American AI Costs Money Most People Don't See
This is part of why I build my agents the way I do.
For openclaw, my personal agent, I do not use Claude as the main model. I run a mix: Qwen Coder 2.5 locally on a Pop!_OS Linux machine, with cloud calls to GLM 5.2 when I need more horsepower. Claude gets the occasional call when nothing else will do.
The reason is cost. Chinese models like Qwen and GLM run at roughly 10 to 25 percent of the cost of American flagship models, for somewhere between 75 and 90 percent of the capability on most tasks. For an agent that runs continuously, that math matters.
I get the privacy trade-off. For my own agent, on my own machine, posting to my own LinkedIn, it is the right call. For client work where data sensitivity matters, I make a different choice.
The cost gap tells you something important. American AI is the premium product, and someone is going to have to pay the premium price eventually.
The Microsoft Playbook, Speedrun
Here is the strategic shape of the AI vendor lock-in Anthropic is building.
Ship a generally-better-than-the-competition product. Subsidize the price so adoption explodes. Embed yourself into the operating system of work, which today means Slack, Notion, Google Workspace, GitHub, every browser. Make your AI the layer everyone is already on.
Then, once switching costs are high enough that nobody can leave without months of re-tooling, normalize the real price.
This is Microsoft 1995 to 2005, compressed into a couple of years. Office became the default because IT departments standardized on it and nobody wanted to retrain. Internet Explorer became the default because it was already on the machine. The pricing got real after the lock-in was real.
The brand reputation Anthropic is building right now is fragile. They are the trusted, safe, responsible AI lab. That reputation will hold as long as they are subsidizing. The day they pull the subsidy is the day a lot of people remember they have other options. By then, hopefully for Anthropic, it is too late to leave.
In almost every company I work with, Claude is already in marketing, in engineering, in product, in finance, in operations. It is creeping into everything. That is the lock part of vendor lock-in.
3 Smart Moves to Make Now Against AI Vendor Lock-In
The leverage from AI is too big to opt out of. You still get to choose whether AI vendor lock-in catches you flat-footed or whether you walk into it on your own terms.
Three moves.
1. Skill up on AI, but diversify. Learn AI systems deeply, not just the one your company subscribes to. Build your own agent harness, even a small one. Run a model locally so you know what good and bad look like outside a single vendor's wrapper. If you ever have to migrate off Claude, you want to be the person who can do it.
2. Skill up without AI, too. Learn to code. Read the output your AI gives you and ask why it made the choices it did. The people who keep their leverage are the ones who understand what is happening under the hood. AI without judgement is just expensive output.

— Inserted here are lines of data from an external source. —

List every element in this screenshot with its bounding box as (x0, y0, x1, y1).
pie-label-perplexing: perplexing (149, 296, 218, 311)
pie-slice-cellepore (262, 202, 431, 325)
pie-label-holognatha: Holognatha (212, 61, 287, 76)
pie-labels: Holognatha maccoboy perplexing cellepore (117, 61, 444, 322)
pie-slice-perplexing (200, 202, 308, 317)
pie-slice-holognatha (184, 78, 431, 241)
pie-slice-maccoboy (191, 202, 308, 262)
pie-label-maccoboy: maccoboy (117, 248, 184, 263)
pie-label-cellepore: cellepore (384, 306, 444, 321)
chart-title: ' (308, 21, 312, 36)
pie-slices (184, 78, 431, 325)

3. Don't automate yourself away. Most business owners I talk to are racing to automate everything they can. My bet is the opposite. The people who win in the age of AI will be the ones who keep showing their humanity, their mistakes, their thinking on the page. The customers who pay a premium for that are the customers worth having when the AI price floor goes up.
What's Your Move?
If you read this and thought "he is wrong, the subsidies will hold," I genuinely want to hear that take. I might be wrong. I just remember what happened with Internet Explorer, and I do not want to be the person who skipped the warning twice.
How are you preparing for the day AI vendor lock-in stops being free?